Voici six longueurs d’onde courantes dans le spectre de la mauvaise colère. Peut-être que l’une d’entre elles correspond à ce que vous ressentez.

• L’irritabilité c’est la colère en état d’alerte. Vivez-vous ou travaillez-vous avec une personne qui explose facilement ? Êtes-vous habituellement de mauvaise humeur, maussade, grincheux ?

• La dispute c’est le désagréable « il a dit, elle a dit » des frictions interpersonnelles. La colère est une émotion qui s’épanouit dans les conflits interpersonnels, et il faut être deux pour se battre. L’idée de querelle est-elle votre première association d’idées ?

• L’amertume décrit la colère qui perdure longtemps, très longtemps. Les gens vont puiser dans d’anciennes blessures et entretiennent griefs et rancune. Ils ne parviennent pas à les enterrer.

• La violence décrit la destructivité d’un comportement colérique. La colère attaque, blesse, détruit et même tue, trouvant son plaisir à faire souffrir.

• La colère passive se cache derrière des apparences, parfois même dans l’inconscient. Aussi longtemps qu’elle reste indétectable par la personne qui est en colère, elle ne peut être traitée. Elle n’est pas sans effets annexes pour autant : dépression, léthargie et pessimisme ont leur origine dans la colère passive.

• La colère arrogante apprécie le sentiment de puissance qu’une personne connaît lorsqu’elle nourrit ses griefs, donne libre cours à une émotion honnête et lui permet de s’exprimer librement. Ça fait du bien de dire les choses, et on obtient très souvent des résultats !

 

Chacun de ces six problèmes revêt une grande importance. La colère éclate trop rapidement, détruit trop de relations, brûle trop longtemps, provoque trop de souffrances, se cache trop bien et fait trop de bien.

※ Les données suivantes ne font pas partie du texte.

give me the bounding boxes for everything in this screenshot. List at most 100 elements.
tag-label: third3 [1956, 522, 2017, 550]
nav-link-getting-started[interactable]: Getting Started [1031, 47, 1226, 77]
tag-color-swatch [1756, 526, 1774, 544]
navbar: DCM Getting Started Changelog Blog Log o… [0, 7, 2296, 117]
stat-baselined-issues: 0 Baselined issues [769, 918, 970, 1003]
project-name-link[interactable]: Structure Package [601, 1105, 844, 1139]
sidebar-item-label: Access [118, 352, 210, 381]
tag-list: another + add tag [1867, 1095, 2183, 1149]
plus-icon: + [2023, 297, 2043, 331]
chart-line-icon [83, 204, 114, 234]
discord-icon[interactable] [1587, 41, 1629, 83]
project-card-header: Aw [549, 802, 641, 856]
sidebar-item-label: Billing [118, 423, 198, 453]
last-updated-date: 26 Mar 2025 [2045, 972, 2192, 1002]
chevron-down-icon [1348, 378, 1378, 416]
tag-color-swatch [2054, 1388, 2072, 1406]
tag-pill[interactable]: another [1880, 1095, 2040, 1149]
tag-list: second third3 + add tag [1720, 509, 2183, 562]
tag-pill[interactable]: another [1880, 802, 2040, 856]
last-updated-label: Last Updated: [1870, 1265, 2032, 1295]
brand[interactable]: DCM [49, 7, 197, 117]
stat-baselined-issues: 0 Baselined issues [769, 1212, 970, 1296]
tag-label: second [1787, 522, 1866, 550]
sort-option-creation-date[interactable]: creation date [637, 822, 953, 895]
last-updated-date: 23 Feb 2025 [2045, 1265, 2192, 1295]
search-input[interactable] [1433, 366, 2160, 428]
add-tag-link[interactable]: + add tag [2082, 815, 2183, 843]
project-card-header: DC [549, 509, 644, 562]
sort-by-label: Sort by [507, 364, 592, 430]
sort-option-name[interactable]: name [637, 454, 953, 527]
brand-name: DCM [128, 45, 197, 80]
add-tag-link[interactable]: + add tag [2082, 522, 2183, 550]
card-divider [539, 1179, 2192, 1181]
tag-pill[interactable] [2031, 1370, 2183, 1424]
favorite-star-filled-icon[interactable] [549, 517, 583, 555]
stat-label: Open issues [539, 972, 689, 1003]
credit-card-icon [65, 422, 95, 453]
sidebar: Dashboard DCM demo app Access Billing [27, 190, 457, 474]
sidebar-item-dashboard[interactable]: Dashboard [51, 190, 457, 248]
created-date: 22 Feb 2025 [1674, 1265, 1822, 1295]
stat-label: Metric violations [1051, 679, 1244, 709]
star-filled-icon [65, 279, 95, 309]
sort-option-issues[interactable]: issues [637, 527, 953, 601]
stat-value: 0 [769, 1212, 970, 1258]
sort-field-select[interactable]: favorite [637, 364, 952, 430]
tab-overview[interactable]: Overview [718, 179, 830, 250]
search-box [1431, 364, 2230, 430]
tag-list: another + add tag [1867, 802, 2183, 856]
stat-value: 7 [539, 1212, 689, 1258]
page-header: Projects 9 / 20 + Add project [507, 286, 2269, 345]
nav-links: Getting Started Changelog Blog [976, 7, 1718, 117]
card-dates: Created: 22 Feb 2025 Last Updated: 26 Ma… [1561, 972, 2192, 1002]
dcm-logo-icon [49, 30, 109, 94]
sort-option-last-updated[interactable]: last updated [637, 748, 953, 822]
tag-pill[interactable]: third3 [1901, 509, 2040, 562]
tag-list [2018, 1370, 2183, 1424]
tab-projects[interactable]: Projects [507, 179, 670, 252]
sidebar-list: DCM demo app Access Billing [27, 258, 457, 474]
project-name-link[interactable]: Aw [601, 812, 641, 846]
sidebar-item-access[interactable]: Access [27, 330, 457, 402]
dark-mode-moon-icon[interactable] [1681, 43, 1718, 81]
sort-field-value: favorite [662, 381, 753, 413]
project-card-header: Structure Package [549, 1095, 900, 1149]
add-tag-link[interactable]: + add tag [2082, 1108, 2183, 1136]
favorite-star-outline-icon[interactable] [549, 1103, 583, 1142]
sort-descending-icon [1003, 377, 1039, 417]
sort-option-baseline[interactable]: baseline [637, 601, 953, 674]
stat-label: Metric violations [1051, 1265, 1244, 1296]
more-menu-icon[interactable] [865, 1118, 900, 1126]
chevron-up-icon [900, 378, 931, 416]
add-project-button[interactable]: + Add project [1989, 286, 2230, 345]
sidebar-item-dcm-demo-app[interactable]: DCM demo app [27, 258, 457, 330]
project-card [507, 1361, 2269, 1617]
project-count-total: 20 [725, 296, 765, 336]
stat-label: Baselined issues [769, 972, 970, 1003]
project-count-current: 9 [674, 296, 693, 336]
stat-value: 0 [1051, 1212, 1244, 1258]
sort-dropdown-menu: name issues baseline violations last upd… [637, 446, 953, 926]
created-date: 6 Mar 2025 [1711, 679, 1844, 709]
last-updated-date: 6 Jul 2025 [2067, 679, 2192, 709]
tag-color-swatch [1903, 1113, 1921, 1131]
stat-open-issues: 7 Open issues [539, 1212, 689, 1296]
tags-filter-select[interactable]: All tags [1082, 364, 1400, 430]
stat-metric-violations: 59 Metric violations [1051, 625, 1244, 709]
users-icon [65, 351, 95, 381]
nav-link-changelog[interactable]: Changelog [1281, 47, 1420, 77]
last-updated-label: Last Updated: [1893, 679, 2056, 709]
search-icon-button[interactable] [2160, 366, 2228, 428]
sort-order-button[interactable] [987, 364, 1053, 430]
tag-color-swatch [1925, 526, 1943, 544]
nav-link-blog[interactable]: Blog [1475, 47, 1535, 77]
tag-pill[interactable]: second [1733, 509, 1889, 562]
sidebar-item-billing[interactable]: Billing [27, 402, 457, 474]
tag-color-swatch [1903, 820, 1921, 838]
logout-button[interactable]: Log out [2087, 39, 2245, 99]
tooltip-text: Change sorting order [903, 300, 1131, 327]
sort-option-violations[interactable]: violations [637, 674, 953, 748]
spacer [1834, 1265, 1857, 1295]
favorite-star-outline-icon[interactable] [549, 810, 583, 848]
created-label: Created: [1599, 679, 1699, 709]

Mais la liste des problèmes liés à la colère ne s’arrête pas là. Qu’ont-ils en commun? Qu’est-ce qui les relie entre eux?

Ces manifestations de la colère ne sauraient en être l’essence. Ce ne sont que certaines versions déformées, des expressions mal orientées de quelque chose de plus profond. Ces problèmes souillent quelque chose qui est intrinsèque à la nature humaine mais qui peut être corrigé.

Nous devons donc mettre en lumière une définition plus profonde. Alors seulement, nous pourrons cultiver une nouvelle association d’idées avec la colère qui fonctionnera comme elle le devrait. Une bonne colère agira de manière constructive en présence du mal. Alors seulement nous pourrons attaquer le problème mentionné précédemment, la colère inexistante, celle qui n’est pas provoquée quand bien même de mauvaises choses se produisent réellement, sous prétexte qu’il est plus facile de rester indifférent et détaché.

Les problèmes qui surgissent ne sont pas l’ADN essentiel de la colère. Ce sont des mutations et des perversions. Nous devons comprendre ce qu’est réellement la colère pour pouvoir en expliquer ses formes mutantes, celles qui constituent en réalité 99 pour cent de la colère exprimée dans les relations interpersonnelles.

 

Alors, qu’est-ce que la colère ? Quel est le fil qui unit toutes les formes de la colère, les bonnes comme les mauvaises ?

Au cœur, la colère est quelque chose de très simple. Elle clame : « Je suis contre cela. » C’est une attitude active que l’on adopte en opposition à quelque chose que l’on estime important et mauvais. On remarque quelque chose, on l’évalue, puis on déclare : « C’est important… et ce n’est pas juste.» On fait face à quelque chose qui, dans notre univers, dépasse les limites permises. La colère manifeste l’énergie de votre réaction à quelque chose que vous trouvez offensant et que vous souhaitez éliminer.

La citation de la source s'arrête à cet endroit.